Ankara’ya vardığımda bütün kâğıt kürek işlerinin hallolmuş olduğunu gördüm. Babama sürekli bakan dostlarımızın da yardımıyla her iş halledilmişti. Herkesten Allah razı olsun. Bu gibi durumlarda kaybettiğinizin acısı içinizdeyken bir de resmi işlerle uğraşmak zorunda kalıyorsunuz.

Rahmetli babam, “Türkiye’de en iyi cenaze işleri yürür, öldükten sonra kimse ortada kalmaz.” derdi. Gerçekten de öyle oluyor. Bu konularda çalışanlar her yerde çok yardımcı oluyorlar.

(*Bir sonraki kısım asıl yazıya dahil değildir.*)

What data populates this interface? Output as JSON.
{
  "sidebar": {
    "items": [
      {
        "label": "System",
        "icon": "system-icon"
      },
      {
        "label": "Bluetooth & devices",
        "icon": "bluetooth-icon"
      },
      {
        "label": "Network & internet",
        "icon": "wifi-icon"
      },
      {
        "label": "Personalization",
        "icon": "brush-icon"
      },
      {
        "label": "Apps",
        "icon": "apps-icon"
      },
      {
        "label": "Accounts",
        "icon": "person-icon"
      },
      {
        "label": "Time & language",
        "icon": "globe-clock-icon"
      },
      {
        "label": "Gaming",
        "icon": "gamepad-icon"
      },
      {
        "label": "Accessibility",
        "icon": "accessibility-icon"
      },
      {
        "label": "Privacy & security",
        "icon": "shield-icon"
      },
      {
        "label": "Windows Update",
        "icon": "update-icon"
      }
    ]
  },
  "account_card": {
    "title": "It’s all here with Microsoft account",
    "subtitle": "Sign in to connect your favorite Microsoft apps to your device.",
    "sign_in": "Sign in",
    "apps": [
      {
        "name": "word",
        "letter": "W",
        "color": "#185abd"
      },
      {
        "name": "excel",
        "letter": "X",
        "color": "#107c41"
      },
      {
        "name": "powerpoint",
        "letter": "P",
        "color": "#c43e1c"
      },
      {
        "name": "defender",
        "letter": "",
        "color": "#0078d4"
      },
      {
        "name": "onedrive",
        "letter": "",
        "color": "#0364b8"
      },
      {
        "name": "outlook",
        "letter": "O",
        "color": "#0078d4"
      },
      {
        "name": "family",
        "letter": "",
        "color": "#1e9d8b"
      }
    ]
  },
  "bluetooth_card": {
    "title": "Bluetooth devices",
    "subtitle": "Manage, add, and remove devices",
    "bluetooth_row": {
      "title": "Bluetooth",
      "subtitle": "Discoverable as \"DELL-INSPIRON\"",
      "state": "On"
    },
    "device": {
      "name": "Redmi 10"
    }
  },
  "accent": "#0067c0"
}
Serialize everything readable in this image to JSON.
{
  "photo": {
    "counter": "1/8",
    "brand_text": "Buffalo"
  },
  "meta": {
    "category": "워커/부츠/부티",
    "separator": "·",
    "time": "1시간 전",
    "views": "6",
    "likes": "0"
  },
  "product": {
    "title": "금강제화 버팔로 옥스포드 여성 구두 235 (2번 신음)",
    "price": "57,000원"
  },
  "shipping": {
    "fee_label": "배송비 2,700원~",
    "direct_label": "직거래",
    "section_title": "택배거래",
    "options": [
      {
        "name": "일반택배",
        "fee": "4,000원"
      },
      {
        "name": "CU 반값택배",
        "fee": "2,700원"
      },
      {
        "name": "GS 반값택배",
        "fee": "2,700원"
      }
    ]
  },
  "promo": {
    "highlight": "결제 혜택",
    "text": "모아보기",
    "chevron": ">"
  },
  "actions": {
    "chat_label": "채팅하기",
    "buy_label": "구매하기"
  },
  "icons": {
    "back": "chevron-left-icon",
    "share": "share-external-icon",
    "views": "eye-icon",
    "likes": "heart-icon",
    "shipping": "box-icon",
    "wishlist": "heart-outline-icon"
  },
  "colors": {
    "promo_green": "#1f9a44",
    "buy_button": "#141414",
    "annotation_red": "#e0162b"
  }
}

Gün ilerledikçe dostlardan telefonlar gelmeye başladı ve günün geri kalanı öyle geçti. Ertesi gün de yine çok soğuk bir havada görevlerimizi yerine getirip ebedi istirahatine uğurladık. Çok sıkıntılı ve çok soğuk bir havada çok kalabalık bir uğurlama oldu. Sert mizaçlı bir yapısı olmasına rağmen seveni çok fazlaydı. Türkiye’nin her yerinden Karşıyaka’ya gelen bütün akrabalarımıza, dostlarımıza, arkadaşlarımıza tekrar çok teşekkür ederiz. Allah razı olsun.

Bir sürpriz de Eti’deki dostlarımdan geldi. Henüz birbirimizi tanıyalı yirmi gün olmasına rağmen sevgili kardeşim Ertuğrul, Zihni Bey ve Sabri Bey de oradaydı. Onları görünce mutlu olmuştum. “Her işte bir hayır vardır.” derler, rahmetli Mazhar amcayı da en son orada gördük.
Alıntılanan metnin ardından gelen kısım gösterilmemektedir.